Damit das Damen-Trio wieder in die Heimat fliegen kann, benötigt es natürlich Gepäck und Pässe. Die befinden sich noch in der Gewalt der Familie Pfeffer. Die Brauereibesitzer sind der örtliche Geldadel - und mögen kein Bier (Witz). Mutter Pfeffer hatte die Hochzeit mit Felicidade (Beatrice Sadek-Masala) platzen lassen, weil Felicidade früher ein Mann war. Zudem ist sie ja auch 'ne Schwatte. Was Mutter Pfeffer (massiv in Szene gesetzt von Doris Kunstmann) nicht weiß, ihr Ödipus hat es faustdick hinter den Ohren. Frau Rehbein, Veras Mutter, hat er beim "Samba in Mettmann" bereits geschwängert, zudem hat er ein Verhältnis mit Veras Chefin, die auch die Vermieterin der Kischewskis ist.
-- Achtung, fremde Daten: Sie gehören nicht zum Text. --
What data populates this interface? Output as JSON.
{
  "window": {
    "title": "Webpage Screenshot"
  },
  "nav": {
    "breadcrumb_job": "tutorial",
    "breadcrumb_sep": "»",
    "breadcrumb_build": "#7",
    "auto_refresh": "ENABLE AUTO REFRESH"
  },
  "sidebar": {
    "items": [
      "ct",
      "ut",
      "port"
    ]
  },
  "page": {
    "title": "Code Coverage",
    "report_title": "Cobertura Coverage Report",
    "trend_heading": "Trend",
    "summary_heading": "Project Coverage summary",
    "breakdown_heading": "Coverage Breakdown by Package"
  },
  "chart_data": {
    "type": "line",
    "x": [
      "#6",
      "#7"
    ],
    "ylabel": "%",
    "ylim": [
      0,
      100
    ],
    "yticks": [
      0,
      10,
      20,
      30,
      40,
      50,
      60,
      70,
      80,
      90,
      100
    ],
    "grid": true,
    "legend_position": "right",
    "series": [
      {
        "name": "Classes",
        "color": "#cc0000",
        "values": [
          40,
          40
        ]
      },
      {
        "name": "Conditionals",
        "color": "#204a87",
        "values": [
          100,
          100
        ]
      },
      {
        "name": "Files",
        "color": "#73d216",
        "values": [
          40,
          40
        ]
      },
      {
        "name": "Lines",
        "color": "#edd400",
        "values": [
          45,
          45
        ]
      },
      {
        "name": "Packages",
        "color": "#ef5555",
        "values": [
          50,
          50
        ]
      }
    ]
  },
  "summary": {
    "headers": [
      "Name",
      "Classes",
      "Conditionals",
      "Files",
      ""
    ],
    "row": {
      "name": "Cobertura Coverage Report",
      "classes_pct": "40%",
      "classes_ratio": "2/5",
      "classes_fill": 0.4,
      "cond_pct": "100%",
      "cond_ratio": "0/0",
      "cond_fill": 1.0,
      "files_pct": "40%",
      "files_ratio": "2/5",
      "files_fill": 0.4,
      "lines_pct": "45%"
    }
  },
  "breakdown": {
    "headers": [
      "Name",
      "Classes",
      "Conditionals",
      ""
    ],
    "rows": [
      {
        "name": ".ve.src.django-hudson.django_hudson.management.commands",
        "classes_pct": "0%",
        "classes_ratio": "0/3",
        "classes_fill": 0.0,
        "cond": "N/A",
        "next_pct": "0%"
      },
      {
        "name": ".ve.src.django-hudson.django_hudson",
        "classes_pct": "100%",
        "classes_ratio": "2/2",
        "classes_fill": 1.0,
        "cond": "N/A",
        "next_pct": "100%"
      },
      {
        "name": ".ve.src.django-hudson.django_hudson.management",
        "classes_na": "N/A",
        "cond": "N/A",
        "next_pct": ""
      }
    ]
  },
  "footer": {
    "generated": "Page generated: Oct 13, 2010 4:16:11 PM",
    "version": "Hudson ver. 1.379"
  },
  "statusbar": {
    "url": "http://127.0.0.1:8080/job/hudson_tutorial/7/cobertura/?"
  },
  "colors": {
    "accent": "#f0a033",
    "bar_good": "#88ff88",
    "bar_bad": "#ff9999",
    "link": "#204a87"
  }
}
Spielt eben inner Provinz, wo jeder mit jedem zugange is. Aus diesen Verflechtungen ergeben sich einige komische Momente, doch vom Kinosessel reißt einen der Film nicht. Dafür sorgt nicht zuletzt das arg holperig konstruierte Drehbuch.
Die Brasilianerinnen rächen sich an Wolfgang Pfeffer per Voodoo. Der Zauber wird an einem Tiefkühl-Huhn durchgeführt. Mit Filzstift wird dick Pfeffer daraufgeschrieben, dann werden Zimmermanns-Nägel (groß wie Kugelschreiber) ins Huhn getrieben. Opa Kischewski stört das nicht - er schiebt das Voodoo-Huhn trotzdem in den Backofen, was Wolfgang Pfeffer fast umbringt.
Olafs Vater wiederum zaudert nicht lange, sondern angelt sich gleich Felicidade. Die zweite Brasilianerin kriegt der Orts-Sheriff, der Olafs bester Freund ist. Nur die dritte Dame geht leer aus. Weil sie zu dick ist für die Ehe? Egal. Dicke Menschen sind grundsätzlich luschtig, deshalb gehört 'ne Dicke in den Film. Als Running Gag, muss Alegra (die Dicke) ständig auf die Toilette. Man weiß ja: manche müssen immer müssen - haha. Wenn schon Brasilianerinnen in einem Film, dann müssen sie natürlich tanzen und singen, in Makramee-Kostümen. Das ist zwar mehr dämlich als lustig - doch so ist der Film nun einmal.

Filmkritik

Es gibt es nicht viel zu sagen: Hape Kerkeling als Olaf hat seine lichten Momente. Etwa beim korrigieren der deutschen Sprache. Ansonsten ist er der nette (Mett-)Mann von nebenan, ohne weitere Charakterisierung. Für jede Figur haben sich die Drehbuch-Autoren jeweils eine witzige Eigenschaft ausgedacht. Da es in der Regel bei einer Eigenschaft pro Person bleibt, fehlt es außer an Humor auch an Vielschichtigkeit.
Filmkritik: Thomas Maiwald

Credits

Original Film-Titel: "

Deutschland 2002

Laufzeit in Minuten ca.: 82

Regie: Angelo Colagrossi

Drehbuch: Angelo Colagrossi, Hans Peter Kerkeling

Kinostart / Filmstart: 29.01.2004

Schauspieler (Besetzung): Hape Kerkeling (Olaf Kischewski), Rolf Nagel (Opa Kischewski), Sky du Mont (Benno Kischewski), Doris Kunstmann (Frau Pfeffer), Uwe Rohde (Wolfgang Pfeffer), Alexandra Neldel (Vera), Barbara-Magdalena Ahren (Frau Rehbein), Max von Thun (Anthony), Pamela Knight (Alegra), Beatrice Sadek-Masala (Felicidade), Jana Ina Berenhauser (Gioia), Janette Rauch (Julchen Wollberg), Michael Sideris (Ralf), Judith Döker (Janina), Tyron Ricketts (Jens Mukatabe), Petra Zieser (Moderatorin)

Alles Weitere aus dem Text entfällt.